ORANGE CYBERDEFENSE OPENS IN SPAIN
The specialized branch will rely on the commercial implantation of MAS Orange, the Spanish TELCO subsidiary of ORANGE Group. In order to be as close as possible to the cybersecurity needs of the companies shaping the Spanish territory, the Orange Cyberdefense teams will initially be located in Madrid and Barcelona, with a dedicated local Security Center (CyberSOC) to ensure human, continuous monitoring and, above all, a rapid response to incidents. Initially, 100 experts will be recruited to support this development.
A FRENCH COMPANY HELPS THE US CISA TO RECOVER EXPOSED CREDENTIALS
On May 15, a researcher at GitGuardian (a Parisian startup specializing in detecting secrets in code, and also friend of the ECA and sponsor of our European vendors MAPPING), spotted a public GitHub repository with a rather paradoxical name: “Private-CISA.” Inside, there were dozens of plaintext credentials giving access to the internal systems of the Cybersecurity & Infrastructure Security Agency, the federal agency designed to protect the United States’ critical infrastructures. The repository had existed since November 13, 2025, meaning more than six months of exposure without anyone on the American side noticing.

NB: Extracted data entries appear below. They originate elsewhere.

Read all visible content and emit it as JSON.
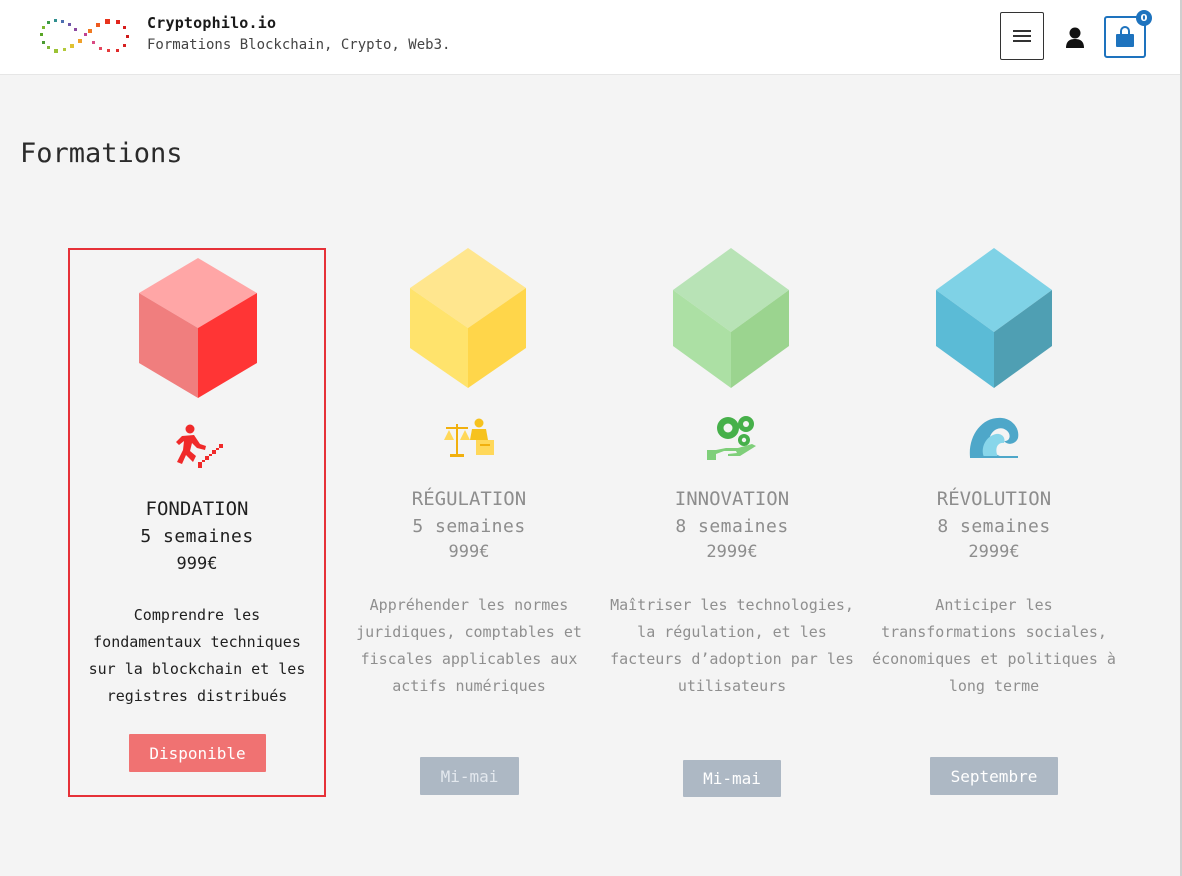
{
  "header": {
    "site_title": "Cryptophilo.io",
    "tagline": "Formations Blockchain, Crypto, Web3.",
    "cart_count": "0"
  },
  "page": {
    "title": "Formations"
  },
  "cards": [
    {
      "name": "FONDATION",
      "duration": "5 semaines",
      "price": "999€",
      "description": "Comprendre les fondamentaux techniques sur la blockchain et les registres distribués",
      "button": "Disponible",
      "color": "#ff3b3b"
    },
    {
      "name": "RÉGULATION",
      "duration": "5 semaines",
      "price": "999€",
      "description": "Appréhender les normes juridiques, comptables et fiscales applicables aux actifs numériques",
      "button": "Mi-mai",
      "color": "#ffd84d"
    },
    {
      "name": "INNOVATION",
      "duration": "8 semaines",
      "price": "2999€",
      "description": "Maîtriser les technologies, la régulation, et les facteurs d’adoption par les utilisateurs",
      "button": "Mi-mai",
      "color": "#9bd48f"
    },
    {
      "name": "RÉVOLUTION",
      "duration": "8 semaines",
      "price": "2999€",
      "description": "Anticiper les transformations sociales, économiques et politiques à long terme",
      "button": "Septembre",
      "color": "#57b6d3"
    }
  ],
  "icons": {
    "logo": "infinity-dots-logo",
    "menu": "hamburger-icon",
    "account": "user-icon",
    "cart": "shopping-bag-icon",
    "fondation": "stairs-runner-icon",
    "regulation": "scales-justice-icon",
    "innovation": "gears-hand-icon",
    "revolution": "wave-icon"
  }
}
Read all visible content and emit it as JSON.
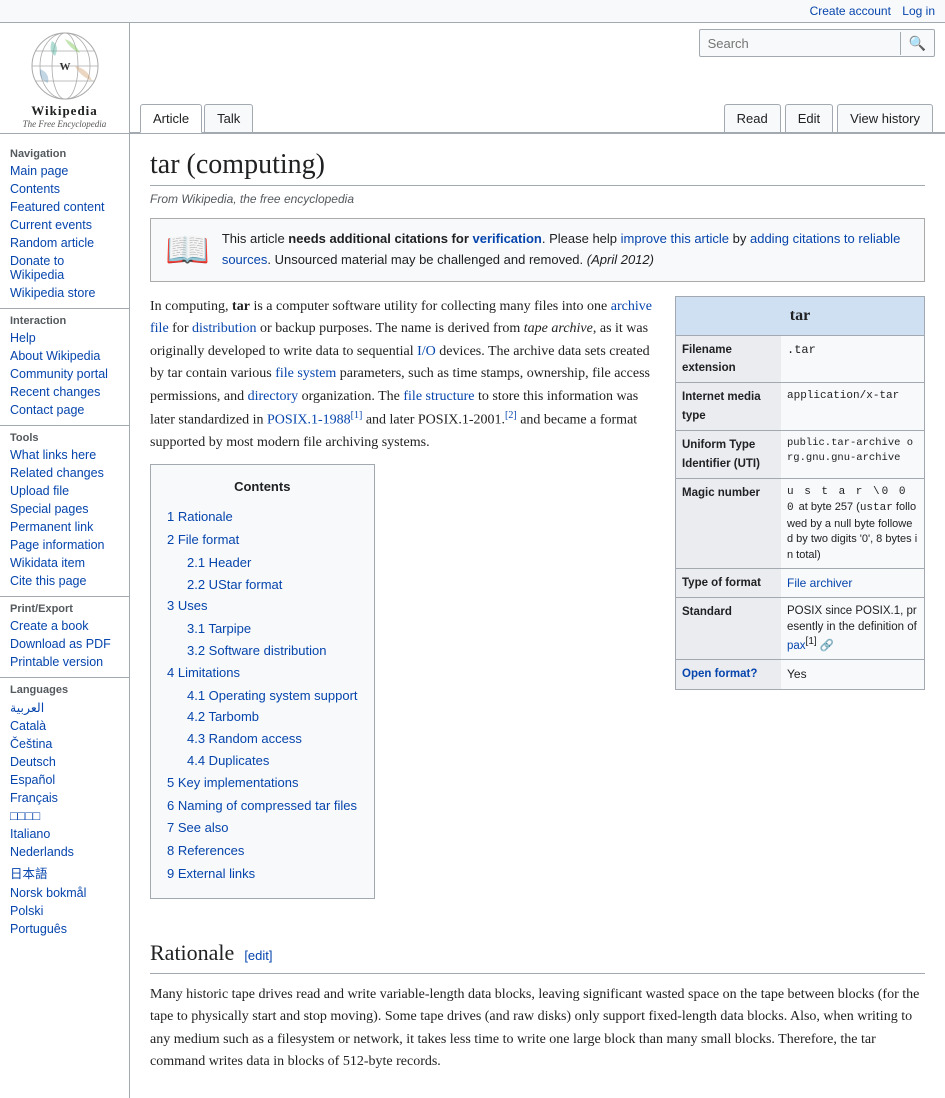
{
  "topbar": {
    "create_account": "Create account",
    "log_in": "Log in"
  },
  "logo": {
    "title": "Wikipedia",
    "subtitle": "The Free Encyclopedia"
  },
  "tabs": {
    "article": "Article",
    "talk": "Talk",
    "read": "Read",
    "edit": "Edit",
    "view_history": "View history"
  },
  "search": {
    "placeholder": "Search",
    "button": "🔍"
  },
  "sidebar": {
    "navigation_title": "Navigation",
    "nav_items": [
      {
        "label": "Main page",
        "href": "#"
      },
      {
        "label": "Contents",
        "href": "#"
      },
      {
        "label": "Featured content",
        "href": "#"
      },
      {
        "label": "Current events",
        "href": "#"
      },
      {
        "label": "Random article",
        "href": "#"
      },
      {
        "label": "Donate to Wikipedia",
        "href": "#"
      },
      {
        "label": "Wikipedia store",
        "href": "#"
      }
    ],
    "interaction_title": "Interaction",
    "interaction_items": [
      {
        "label": "Help",
        "href": "#"
      },
      {
        "label": "About Wikipedia",
        "href": "#"
      },
      {
        "label": "Community portal",
        "href": "#"
      },
      {
        "label": "Recent changes",
        "href": "#"
      },
      {
        "label": "Contact page",
        "href": "#"
      }
    ],
    "tools_title": "Tools",
    "tools_items": [
      {
        "label": "What links here",
        "href": "#"
      },
      {
        "label": "Related changes",
        "href": "#"
      },
      {
        "label": "Upload file",
        "href": "#"
      },
      {
        "label": "Special pages",
        "href": "#"
      },
      {
        "label": "Permanent link",
        "href": "#"
      },
      {
        "label": "Page information",
        "href": "#"
      },
      {
        "label": "Wikidata item",
        "href": "#"
      },
      {
        "label": "Cite this page",
        "href": "#"
      }
    ],
    "print_title": "Print/export",
    "print_items": [
      {
        "label": "Create a book",
        "href": "#"
      },
      {
        "label": "Download as PDF",
        "href": "#"
      },
      {
        "label": "Printable version",
        "href": "#"
      }
    ],
    "languages_title": "Languages",
    "language_items": [
      {
        "label": "العربية",
        "href": "#"
      },
      {
        "label": "Català",
        "href": "#"
      },
      {
        "label": "Čeština",
        "href": "#"
      },
      {
        "label": "Deutsch",
        "href": "#"
      },
      {
        "label": "Español",
        "href": "#"
      },
      {
        "label": "Français",
        "href": "#"
      },
      {
        "label": "□□□□",
        "href": "#"
      },
      {
        "label": "Italiano",
        "href": "#"
      },
      {
        "label": "Nederlands",
        "href": "#"
      },
      {
        "label": "日本語",
        "href": "#"
      },
      {
        "label": "Norsk bokmål",
        "href": "#"
      },
      {
        "label": "Polski",
        "href": "#"
      },
      {
        "label": "Português",
        "href": "#"
      }
    ]
  },
  "page": {
    "title": "tar (computing)",
    "subtitle": "From Wikipedia, the free encyclopedia"
  },
  "notice": {
    "text_before": "This article",
    "bold_text": "needs additional citations for",
    "link_text": "verification",
    "text_after": ". Please help",
    "link2_text": "improve this article",
    "text2": "by",
    "link3_text": "adding citations to reliable sources",
    "text3": ". Unsourced material may be challenged and removed.",
    "date": "(April 2012)"
  },
  "infobox": {
    "title": "tar",
    "rows": [
      {
        "label": "Filename extension",
        "value": ".tar"
      },
      {
        "label": "Internet media type",
        "value": "application/x-tar"
      },
      {
        "label": "Uniform Type Identifier (UTI)",
        "value": "public.tar-archive org.gnu.gnu-archive"
      },
      {
        "label": "Magic number",
        "value": "u s t a r \\0 0 0 at byte 257 (ustar followed by a null byte followed by two digits '0', 8 bytes in total)"
      },
      {
        "label": "Type of format",
        "value": "File archiver"
      },
      {
        "label": "Standard",
        "value": "POSIX since POSIX.1, presently in the definition of pax[1]"
      },
      {
        "label": "Open format?",
        "value": "Yes"
      }
    ]
  },
  "article_intro": "In computing, tar is a computer software utility for collecting many files into one archive file for distribution or backup purposes. The name is derived from tape archive, as it was originally developed to write data to sequential I/O devices. The archive data sets created by tar contain various file system parameters, such as time stamps, ownership, file access permissions, and directory organization. The file structure to store this information was later standardized in POSIX.1-1988[1] and later POSIX.1-2001.[2] and became a format supported by most modern file archiving systems.",
  "toc": {
    "title": "Contents",
    "items": [
      {
        "num": "1",
        "label": "Rationale",
        "href": "#rationale"
      },
      {
        "num": "2",
        "label": "File format",
        "href": "#file-format",
        "subitems": [
          {
            "num": "2.1",
            "label": "Header",
            "href": "#header"
          },
          {
            "num": "2.2",
            "label": "UStar format",
            "href": "#ustar-format"
          }
        ]
      },
      {
        "num": "3",
        "label": "Uses",
        "href": "#uses",
        "subitems": [
          {
            "num": "3.1",
            "label": "Tarpipe",
            "href": "#tarpipe"
          },
          {
            "num": "3.2",
            "label": "Software distribution",
            "href": "#software-distribution"
          }
        ]
      },
      {
        "num": "4",
        "label": "Limitations",
        "href": "#limitations",
        "subitems": [
          {
            "num": "4.1",
            "label": "Operating system support",
            "href": "#os-support"
          },
          {
            "num": "4.2",
            "label": "Tarbomb",
            "href": "#tarbomb"
          },
          {
            "num": "4.3",
            "label": "Random access",
            "href": "#random-access"
          },
          {
            "num": "4.4",
            "label": "Duplicates",
            "href": "#duplicates"
          }
        ]
      },
      {
        "num": "5",
        "label": "Key implementations",
        "href": "#key-implementations"
      },
      {
        "num": "6",
        "label": "Naming of compressed tar files",
        "href": "#naming"
      },
      {
        "num": "7",
        "label": "See also",
        "href": "#see-also"
      },
      {
        "num": "8",
        "label": "References",
        "href": "#references"
      },
      {
        "num": "9",
        "label": "External links",
        "href": "#external-links"
      }
    ]
  },
  "rationale": {
    "heading": "Rationale",
    "edit_label": "[edit]",
    "text": "Many historic tape drives read and write variable-length data blocks, leaving significant wasted space on the tape between blocks (for the tape to physically start and stop moving). Some tape drives (and raw disks) only support fixed-length data blocks. Also, when writing to any medium such as a filesystem or network, it takes less time to write one large block than many small blocks. Therefore, the tar command writes data in blocks of 512-byte records."
  },
  "colors": {
    "link": "#0645ad",
    "notice_bg": "#f8f9fa",
    "sidebar_bg": "#f8f9fa",
    "infobox_header": "#cee0f2",
    "tab_active_bg": "white",
    "tab_bg": "#f8f9fa"
  }
}
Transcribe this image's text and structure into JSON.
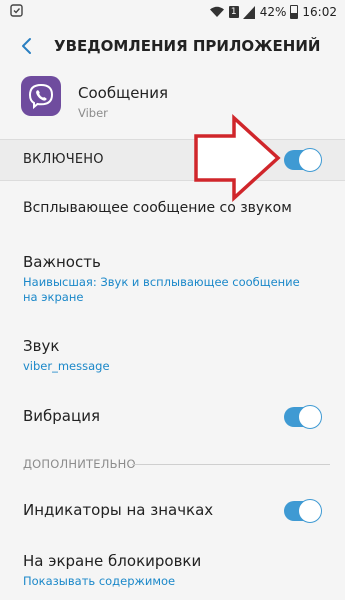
{
  "status_bar": {
    "battery_percent": "42%",
    "time": "16:02",
    "sim_label": "1",
    "icons": [
      "wifi-icon",
      "sim-icon",
      "signal-icon",
      "battery-icon"
    ]
  },
  "header": {
    "title": "УВЕДОМЛЕНИЯ ПРИЛОЖЕНИЙ"
  },
  "app": {
    "name": "Сообщения",
    "source": "Viber",
    "icon": "viber-icon",
    "brand_color": "#6f4c9e"
  },
  "enabled": {
    "label": "ВКЛЮЧЕНО",
    "on": true
  },
  "settings": {
    "popup": {
      "title": "Всплывающее сообщение со звуком"
    },
    "importance": {
      "title": "Важность",
      "value": "Наивысшая: Звук и всплывающее сообщение на экране"
    },
    "sound": {
      "title": "Звук",
      "value": "viber_message"
    },
    "vibration": {
      "title": "Вибрация",
      "on": true
    }
  },
  "advanced": {
    "section_label": "ДОПОЛНИТЕЛЬНО",
    "badges": {
      "title": "Индикаторы на значках",
      "on": true
    },
    "lockscreen": {
      "title": "На экране блокировки",
      "value": "Показывать содержимое"
    }
  },
  "colors": {
    "accent": "#3f9ad3",
    "link_text": "#1b88c9",
    "arrow_outline": "#d0262b"
  }
}
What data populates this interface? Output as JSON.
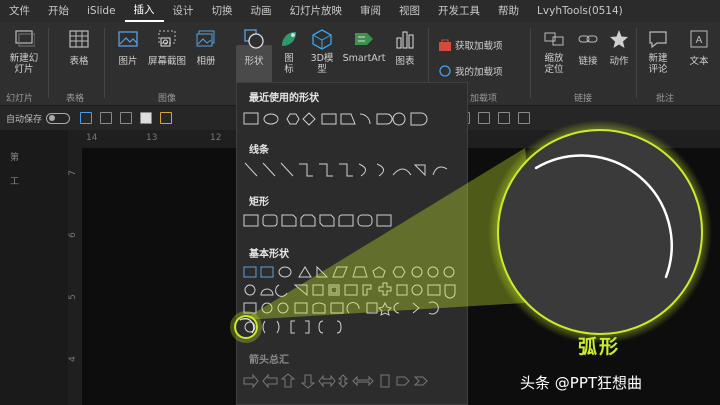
{
  "menubar": {
    "tabs": [
      "文件",
      "开始",
      "iSlide",
      "插入",
      "设计",
      "切换",
      "动画",
      "幻灯片放映",
      "审阅",
      "视图",
      "开发工具",
      "帮助",
      "LvyhTools(0514)"
    ],
    "active_tab": "插入"
  },
  "ribbon": {
    "new_slide": "新建幻灯片",
    "table": "表格",
    "picture": "图片",
    "screenshot": "屏幕截图",
    "album": "相册",
    "shapes": "形状",
    "icons": "图标",
    "model3d": "3D模型",
    "smartart": "SmartArt",
    "chart": "图表",
    "get_addins": "获取加载项",
    "my_addins": "我的加载项",
    "zoom": "缩放定位",
    "link": "链接",
    "action": "动作",
    "new_comment": "新建评论",
    "text": "文本",
    "groups": {
      "slides": "幻灯片",
      "tables": "表格",
      "images": "图像",
      "addins": "加载项",
      "links": "链接",
      "comments": "批注"
    }
  },
  "qat": {
    "autosave_label": "自动保存"
  },
  "left_panel": {
    "items": [
      "第",
      "工"
    ]
  },
  "rulers": {
    "h_ticks": [
      "14",
      "13",
      "12"
    ],
    "v_ticks": [
      "7",
      "6",
      "5",
      "4"
    ]
  },
  "shapes_dropdown": {
    "recent": "最近使用的形状",
    "lines": "线条",
    "rectangles": "矩形",
    "basic": "基本形状",
    "arrows": "箭头总汇"
  },
  "zoom_callout": {
    "label": "弧形",
    "accent_color": "#c9ec2c"
  },
  "watermark": {
    "text": "头条 @PPT狂想曲"
  },
  "colors": {
    "ribbon_bg": "#2f2f2f",
    "menubar_bg": "#2b2b2b",
    "canvas_bg": "#0d0d0d",
    "dropdown_bg": "#2c2c2c",
    "highlight": "#c9ec2c"
  }
}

Among the exposed files, a document soberly titled “importantAWStokens” contained the administrative credentials of three AWS GovCloud accounts, the cloud infrastructure reserved for U.S. government agencies. Another file, “AWS-Workspace-Firefox-Passwords.csv,” listed in plain text the passwords of dozens of CISA internal systems.
VERIZON DISCLOSES FINDINGS ON CYBERSECURITY BREACHES
According to the VERIZON report published on May 19, some one third of breaches started with the exploitation of a vulnerability a figure which can probably be connected to the dual impact of AI ability to discover such vulnerabilities. Abuse of credentials follows with 13%, then phishing. The report also finds organizations patched just roughly a quarter of critical vulnerabilities last year, down from 38% the prior year, and took longer to do so 43 days on average, up from 32 days the previous year. An evolution probably due to the tidewave of vulnerabilities now uncovered thanks to AI, again. Finally, it appears that remediating security shortcomings in third-party cloud services remains challenging, with researchers seeing a widespread failure to enforce the use of multifactor authentication, complex passwords and correct configurations.
TRUST VALLEY TO DISCLOSE THE AWARD WINNERS OF ITS 2026 PROMOTION NEXT JUNE 4
The anticipated event of the TRUST VALLEY acceleration program takes place on Thursday, 4 June at the unlimitrust campus, Lausanne.
Lennig Pedron and the team will crown the top three startups of the cohort and reveal the winners awarded by strategic partners.